On February 5, 2020, Moreland was announced as the 21st president of Centre College, succeeding John A. Roush, following a unanimous vote of the presidential search committee. He assumed office on July 1, 2020, and much of the beginning of his term took place during the COVID-19 pandemic. He was officially inaugurated in a ceremony held at the Norton Center for the Arts on October 14, 2021. Among those that spoke at the ceremony were Crit Luallen and Jacqueline Coleman, the former and incumbent lieutenant governors of Kentucky and graduates of Centre in 1974 and 2004, respectively.
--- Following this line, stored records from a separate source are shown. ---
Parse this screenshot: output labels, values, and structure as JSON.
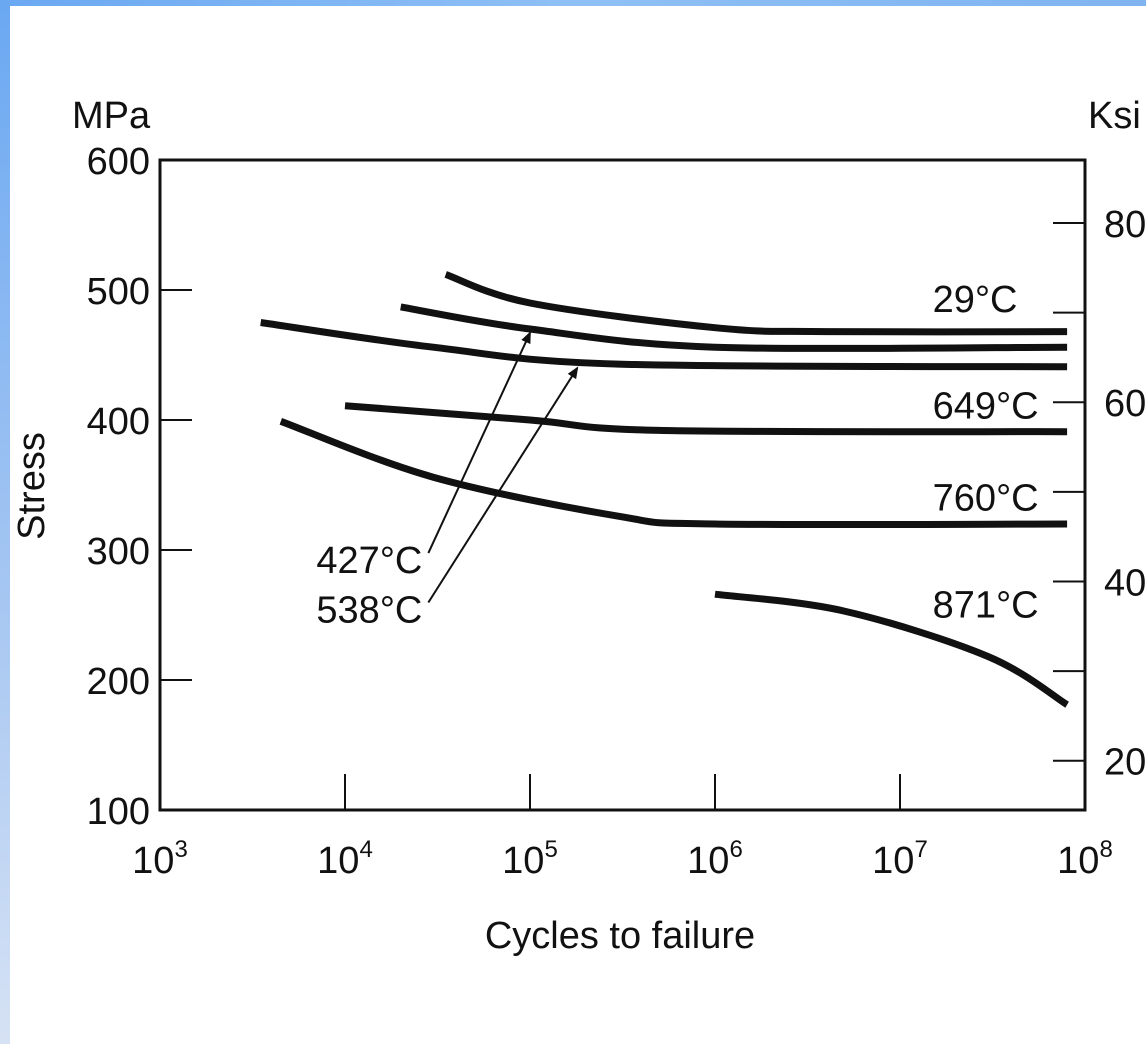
{
  "chart_data": {
    "type": "line",
    "xlabel": "Cycles to failure",
    "ylabel": "Stress",
    "y_unit_left": "MPa",
    "y_unit_right": "Ksi",
    "x_scale": "log",
    "xlim": [
      1000,
      100000000
    ],
    "ylim": [
      100,
      600
    ],
    "x_ticks": [
      {
        "base": "10",
        "exp": "3",
        "value": 1000
      },
      {
        "base": "10",
        "exp": "4",
        "value": 10000
      },
      {
        "base": "10",
        "exp": "5",
        "value": 100000
      },
      {
        "base": "10",
        "exp": "6",
        "value": 1000000
      },
      {
        "base": "10",
        "exp": "7",
        "value": 10000000
      },
      {
        "base": "10",
        "exp": "8",
        "value": 100000000
      }
    ],
    "y_ticks_left": [
      "100",
      "200",
      "300",
      "400",
      "500",
      "600"
    ],
    "y_ticks_right": [
      {
        "label": "20",
        "ksi": 20
      },
      {
        "label": "40",
        "ksi": 40
      },
      {
        "label": "60",
        "ksi": 60
      },
      {
        "label": "80",
        "ksi": 80
      }
    ],
    "y_ticks_right_minor_ksi": [
      30,
      50,
      70
    ],
    "grid": false,
    "series": [
      {
        "name": "29°C",
        "points": [
          [
            35000,
            512
          ],
          [
            100000,
            490
          ],
          [
            1000000,
            471
          ],
          [
            4000000,
            468
          ],
          [
            80000000,
            468
          ]
        ]
      },
      {
        "name": "427°C",
        "points": [
          [
            20000,
            487
          ],
          [
            100000,
            470
          ],
          [
            1000000,
            456
          ],
          [
            80000000,
            456
          ]
        ]
      },
      {
        "name": "538°C",
        "points": [
          [
            3500,
            475
          ],
          [
            30000,
            456
          ],
          [
            300000,
            443
          ],
          [
            80000000,
            441
          ]
        ]
      },
      {
        "name": "649°C",
        "points": [
          [
            10000,
            411
          ],
          [
            100000,
            400
          ],
          [
            500000,
            392
          ],
          [
            80000000,
            391
          ]
        ]
      },
      {
        "name": "760°C",
        "points": [
          [
            4500,
            399
          ],
          [
            30000,
            356
          ],
          [
            300000,
            326
          ],
          [
            1000000,
            320
          ],
          [
            80000000,
            320
          ]
        ]
      },
      {
        "name": "871°C",
        "points": [
          [
            1000000,
            266
          ],
          [
            5000000,
            253
          ],
          [
            30000000,
            218
          ],
          [
            80000000,
            181
          ]
        ]
      }
    ],
    "annotations": [
      {
        "text": "29°C",
        "x": 15000000,
        "y": 494
      },
      {
        "text": "649°C",
        "x": 15000000,
        "y": 412
      },
      {
        "text": "760°C",
        "x": 15000000,
        "y": 341
      },
      {
        "text": "871°C",
        "x": 15000000,
        "y": 259
      },
      {
        "text": "427°C",
        "x": 7000,
        "y": 293,
        "arrow_to": [
          100000,
          470
        ]
      },
      {
        "text": "538°C",
        "x": 7000,
        "y": 255,
        "arrow_to": [
          180000,
          443
        ]
      }
    ]
  }
}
The first incoming class of Moreland's administration totaled 359 new students, bringing Centre's total enrollment for the 2020–21 academic year to 1,333 students. The renovation of Franklin W. Olin Hall, which began in summer 2019, was completed in time and opened to students at the beginning of the 2021 spring term, including the installation of a Foucault pendulum in the building's north stairwell. Moreland and the college announced a $50 million project to build a new athletics center, including replacements for Boles Natatorium and Farris Stadium, in April 2021. Andy Frye Stadium, the school's new football facility, opened in 2022. In addition, the school added a business major in fall 2021.

== Personal life ==
Moreland's wife, Dina, is a former professional and national team racquetball player and pharmaceutical salesperson. She attended the University of Memphis, like Milton, and has been an elementary school teacher since 2003. The couple married in December 1986 and they have two children.